On February 27, Roussos Dimitrakopoulos received the Leo Derikx Award, one of the annual Synergy Awards for Innovation presented by the Natural Sciences and Engineering Research Council (NSERC).
Whereas technology was once used to evaluate what happened in the past, mathematical modelling and computation power is increasingly being focused on gaining foresight. In other words, miners are now driven to determine the smartest way to plan operations, while taking into consideration all possible outcomes.

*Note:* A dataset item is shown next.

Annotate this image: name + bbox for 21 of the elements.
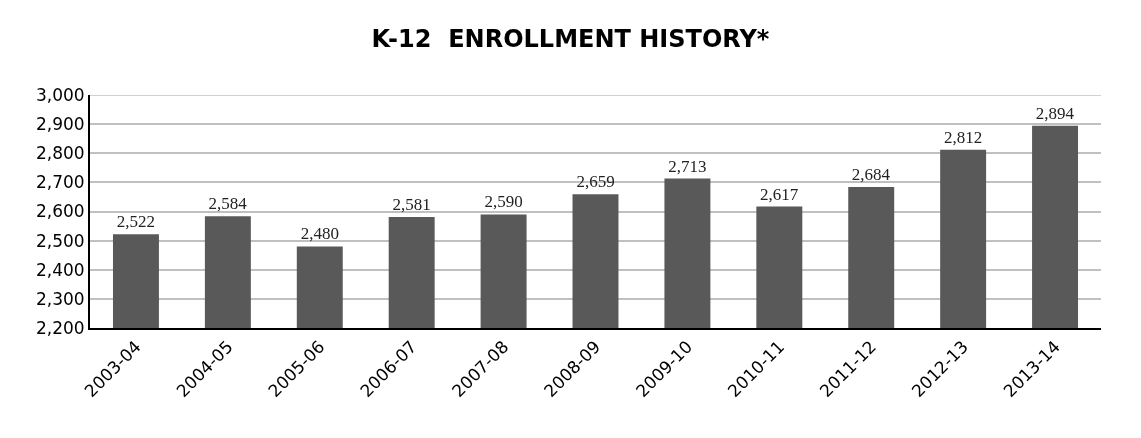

The name for this is “stochastic” mine planning – a process based on complicated mathematical models that challenge the very foundation of how operations have been conceived. Through this new lens, instead of one answer to the question ‘what is the most profitable way to mine?’ miners can see several options. And, though all paths remain uncertain, the use of quantified uncertainty is very profitable.
Be sure of uncertainty
“Conventional mine scheduling wisdom is to mine the highest economically valued parts of an ore body first, and to base your actions on the average of the possible places where that high economic value lies,” says Roussos Dimitrakopoulos, Canada’s research chair in sustainable mineral resource development and optimization under uncertainty at McGill University. “Stochastic mine planning, in contrast, evaluates multiple possibilities to minimize deviation from production targets. The financial implication is that you are led to higher economic values along with more metal production expectations.”

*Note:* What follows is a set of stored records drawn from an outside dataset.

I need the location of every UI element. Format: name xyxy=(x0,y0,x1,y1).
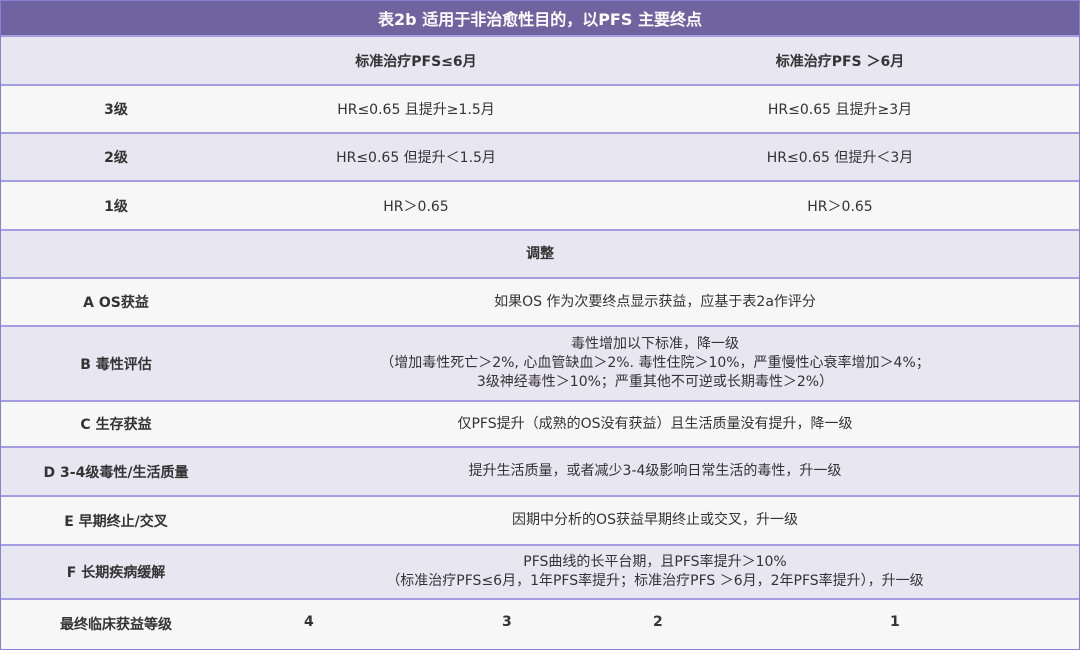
cell: HR≤0.65 但提升＜1.5月 xyxy=(336,150,496,166)
table-row: A OS获益 如果OS 作为次要终点显示获益，应基于表2a作评分 xyxy=(1,279,1079,327)
table-row: 1级 HR＞0.65 HR＞0.65 xyxy=(1,182,1079,231)
line: 毒性增加以下标准，降一级 xyxy=(571,336,739,352)
cell: 仅PFS提升（成熟的OS没有获益）且生活质量没有提升，降一级 xyxy=(231,415,1079,434)
cell: 因期中分析的OS获益早期终止或交叉，升一级 xyxy=(231,511,1079,530)
cell: HR≤0.65 且提升≥1.5月 xyxy=(337,102,495,118)
line: 仅PFS提升（成熟的OS没有获益）且生活质量没有提升，降一级 xyxy=(457,415,853,432)
table-row: D 3-4级毒性/生活质量 提升生活质量，或者减少3-4级影响日常生活的毒性，升… xyxy=(1,448,1079,497)
adjust-label: E 早期终止/交叉 xyxy=(64,513,168,530)
grade-value: 2 xyxy=(653,614,663,630)
adjust-label: B 毒性评估 xyxy=(80,356,152,373)
column-header: 标准治疗PFS≤6月 xyxy=(355,53,477,70)
table-row: C 生存获益 仅PFS提升（成熟的OS没有获益）且生活质量没有提升，降一级 xyxy=(1,402,1079,448)
adjust-label: F 长期疾病缓解 xyxy=(66,565,166,581)
column-header: 标准治疗PFS ＞6月 xyxy=(775,53,905,70)
cell: HR≤0.65 且提升≥3月 xyxy=(767,102,913,118)
line: （标准治疗PFS≤6月，1年PFS率提升；标准治疗PFS ＞6月，2年PFS率提… xyxy=(386,573,924,589)
grade-value: 3 xyxy=(502,614,512,630)
table-row: E 早期终止/交叉 因期中分析的OS获益早期终止或交叉，升一级 xyxy=(1,497,1079,546)
column-header-row: 标准治疗PFS≤6月 标准治疗PFS ＞6月 xyxy=(1,37,1079,86)
grade-label: 2级 xyxy=(104,150,128,166)
adjust-label: C 生存获益 xyxy=(80,417,152,433)
cell: HR≤0.65 但提升＜3月 xyxy=(766,150,914,166)
cell: HR＞0.65 xyxy=(383,198,449,215)
adjust-header-row: 调整 xyxy=(1,231,1079,279)
line: （增加毒性死亡＞2%, 心血管缺血＞2%. 毒性住院＞10%，严重慢性心衰率增加… xyxy=(380,355,930,371)
table-row: 3级 HR≤0.65 且提升≥1.5月 HR≤0.65 且提升≥3月 xyxy=(1,86,1079,134)
line: PFS曲线的长平台期，且PFS率提升＞10% xyxy=(523,554,787,570)
cell: 如果OS 作为次要终点显示获益，应基于表2a作评分 xyxy=(231,293,1079,312)
line: 如果OS 作为次要终点显示获益，应基于表2a作评分 xyxy=(494,293,816,310)
final-grade-row: 最终临床获益等级 4 3 2 1 xyxy=(1,600,1079,648)
table-title: 表2b 适用于非治愈性目的，以PFS 主要终点 xyxy=(1,1,1079,37)
adjust-header: 调整 xyxy=(526,245,554,262)
cell: 提升生活质量，或者减少3-4级影响日常生活的毒性，升一级 xyxy=(231,462,1079,481)
line: 3级神经毒性＞10%；严重其他不可逆或长期毒性＞2%） xyxy=(476,374,834,390)
line: 提升生活质量，或者减少3-4级影响日常生活的毒性，升一级 xyxy=(468,463,842,479)
table-row: 2级 HR≤0.65 但提升＜1.5月 HR≤0.65 但提升＜3月 xyxy=(1,134,1079,182)
title-text: 表2b 适用于非治愈性目的，以PFS 主要终点 xyxy=(378,10,702,29)
grade-value: 1 xyxy=(890,614,900,630)
final-label: 最终临床获益等级 xyxy=(60,617,172,633)
grade-label: 1级 xyxy=(104,198,128,215)
table-row: B 毒性评估 毒性增加以下标准，降一级 （增加毒性死亡＞2%, 心血管缺血＞2%… xyxy=(1,327,1079,402)
line: 因期中分析的OS获益早期终止或交叉，升一级 xyxy=(512,512,798,528)
adjust-label: D 3-4级毒性/生活质量 xyxy=(43,464,189,481)
adjust-label: A OS获益 xyxy=(83,295,149,311)
table-row: F 长期疾病缓解 PFS曲线的长平台期，且PFS率提升＞10% （标准治疗PFS… xyxy=(1,546,1079,600)
cell: HR＞0.65 xyxy=(807,198,873,215)
cell: PFS曲线的长平台期，且PFS率提升＞10% （标准治疗PFS≤6月，1年PFS… xyxy=(231,553,1079,591)
grade-value: 4 xyxy=(304,614,314,630)
cell: 毒性增加以下标准，降一级 （增加毒性死亡＞2%, 心血管缺血＞2%. 毒性住院＞… xyxy=(231,335,1079,392)
grade-label: 3级 xyxy=(104,102,128,118)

In brief, to incorporate stochastic theory into mine planning is to take into account that mines operate in uncertain, complex and high-risk global environments. The variables affecting a mine can combine in any number of ways, and their complex relationships can change dramatically over the life of a mine.
A history of the concept
When Paul Anderson took over BHP in the late 1990s, he would receive reports from oil divisions probabilistically, meaning that figures for estimated cash flows and other key indicators were accompanied by statistical reference points on how likely those targets were to be met. For the mining divisions, that range of probabilities came down to just one number.
“The mining industry doesn’t embrace statistical analysis the way the petroleum industry does,” says Anderson, who retired from BHP Billiton as managing director and CEO in 2002. “For instance, the theory we were pursuing at BHP was: could you have a mining company that had a sustainable dividend rather than being subject to the cyclicality of most mining companies? A lot of others in the industry said you couldn’t do it, that it is a cyclical industry and that stochastic techniques are just a bunch of fluff to make it sound like you are sophisticated.”

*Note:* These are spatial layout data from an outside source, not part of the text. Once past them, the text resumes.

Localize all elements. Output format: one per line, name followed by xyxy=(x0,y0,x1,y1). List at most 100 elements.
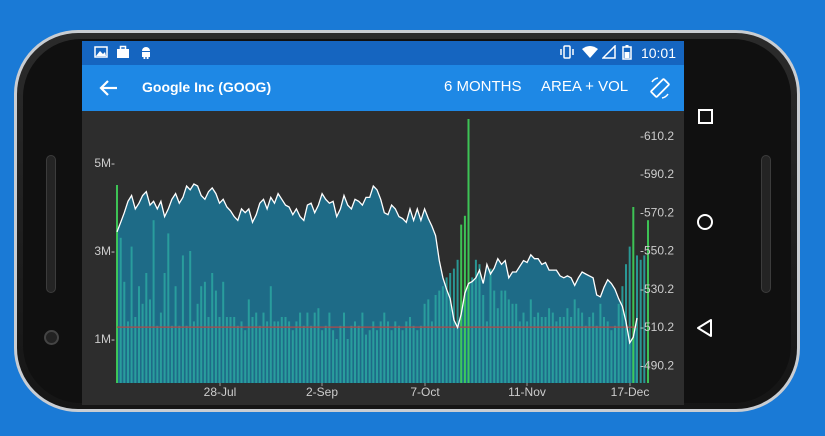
app-screen: 10:01 Google Inc (GOOG) 6 MONTHS AREA + … xyxy=(82,41,684,405)
recent-apps-icon[interactable] xyxy=(697,108,715,126)
volume-bar xyxy=(471,277,474,383)
volume-bar xyxy=(321,330,324,383)
volume-bar xyxy=(540,317,543,383)
volume-bar xyxy=(383,312,386,383)
volume-bar xyxy=(573,299,576,383)
volume-bar xyxy=(390,330,393,383)
volume-bar xyxy=(489,268,492,383)
volume-bar xyxy=(566,308,569,383)
volume-bar xyxy=(218,317,221,383)
volume-bar xyxy=(621,286,624,383)
wifi-icon xyxy=(582,46,598,58)
volume-bar xyxy=(335,339,338,383)
volume-bar xyxy=(332,330,335,383)
price-tick-label: -610.2 xyxy=(640,129,674,143)
back-icon[interactable] xyxy=(695,318,715,338)
volume-bar xyxy=(614,325,616,383)
price-tick-label: -570.2 xyxy=(640,205,674,219)
volume-bar xyxy=(200,286,203,383)
signal-icon xyxy=(602,45,616,59)
volume-bar xyxy=(511,303,514,383)
volume-bar xyxy=(313,312,316,383)
volume-bar xyxy=(244,330,247,383)
arrow-left-icon[interactable] xyxy=(98,77,120,99)
volume-bar xyxy=(266,321,269,383)
price-tick-label: -550.2 xyxy=(640,244,674,258)
volume-bar xyxy=(398,325,400,383)
volume-bar xyxy=(343,312,345,383)
volume-bar xyxy=(277,321,280,383)
volume-bar xyxy=(551,312,554,383)
volume-bar xyxy=(548,308,551,383)
volume-bar xyxy=(529,299,532,383)
volume-bar xyxy=(138,286,140,383)
page-title: Google Inc (GOOG) xyxy=(142,79,272,95)
volume-tick-label: 5M- xyxy=(94,156,115,170)
volume-bar xyxy=(379,321,382,383)
volume-bar xyxy=(225,317,228,383)
volume-bar xyxy=(493,290,496,383)
volume-bar xyxy=(559,317,562,383)
volume-bar xyxy=(588,317,591,383)
volume-bar xyxy=(284,317,287,383)
volume-bar xyxy=(449,273,452,383)
volume-bar xyxy=(299,312,302,383)
volume-bar xyxy=(639,259,642,383)
android-icon xyxy=(142,47,150,59)
volume-bar xyxy=(584,325,587,383)
volume-bar xyxy=(376,330,378,383)
price-area xyxy=(117,184,637,383)
volume-bar xyxy=(214,290,217,383)
screen-rotation-icon[interactable] xyxy=(648,76,672,100)
volume-bar xyxy=(181,255,184,383)
volume-bar xyxy=(211,273,214,383)
volume-bar xyxy=(438,290,441,383)
volume-bar xyxy=(149,299,151,383)
volume-bar xyxy=(526,321,529,383)
stock-chart[interactable]: -610.2 -590.2 -570.2 -550.2 -530.2 -510.2 -490… xyxy=(82,111,684,405)
x-tick-label: 17-Dec xyxy=(611,385,650,399)
volume-bar xyxy=(430,321,433,383)
x-tick-label: 2-Sep xyxy=(306,385,338,399)
volume-bar xyxy=(456,259,459,383)
volume-bar xyxy=(570,317,573,383)
front-camera xyxy=(44,330,59,345)
volume-bar xyxy=(229,317,232,383)
volume-bar xyxy=(577,308,580,383)
volume-bar xyxy=(339,325,342,383)
volume-bar xyxy=(145,273,148,383)
price-tick-label: -490.2 xyxy=(640,358,674,372)
volume-bar xyxy=(222,281,225,383)
chart-mode-selector[interactable]: AREA + VOL xyxy=(541,78,629,95)
volume-bar xyxy=(387,321,389,383)
volume-bar xyxy=(178,325,181,383)
image-icon xyxy=(94,46,108,58)
volume-bar xyxy=(522,312,525,383)
status-bar: 10:01 xyxy=(82,41,684,65)
volume-bar xyxy=(478,264,481,383)
volume-bar xyxy=(562,317,565,383)
volume-bar xyxy=(159,312,162,383)
volume-bar xyxy=(310,325,313,383)
volume-bar xyxy=(350,325,353,383)
volume-bar xyxy=(419,325,422,383)
volume-bar xyxy=(452,268,455,383)
volume-bar xyxy=(123,281,126,383)
volume-bar xyxy=(504,290,507,383)
time-range-selector[interactable]: 6 MONTHS xyxy=(444,78,522,95)
volume-bar xyxy=(152,220,155,383)
volume-bar xyxy=(441,286,444,383)
volume-bar xyxy=(401,330,404,383)
volume-bar xyxy=(485,321,488,383)
volume-bar xyxy=(127,321,129,383)
volume-bar xyxy=(606,321,609,383)
volume-bar xyxy=(555,321,558,383)
volume-bar xyxy=(240,321,243,383)
volume-bar xyxy=(167,233,170,383)
price-tick-label: -590.2 xyxy=(640,167,674,181)
volume-bar xyxy=(482,295,485,383)
volume-bar xyxy=(595,325,598,383)
home-icon[interactable] xyxy=(695,212,715,232)
volume-bar xyxy=(251,317,254,383)
volume-bar xyxy=(119,237,122,383)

Along with BHP’s CFO at the time, Chip Goodyear, Anderson undertook an enterprise-wide project to apply probabilistic outcomes of mining projects, taking into account oil prices and the various minerals and currencies they were dealing with. By weighing out each of the projects, they came up with a cash flow at risk curve for the entire enterprise, allowing them to make decisions about whether to invest in, for example, a copper mine in Chile, an iron ore mine in Australia, or an oil well in the Gulf of Mexico, while minimizing volatility of earnings.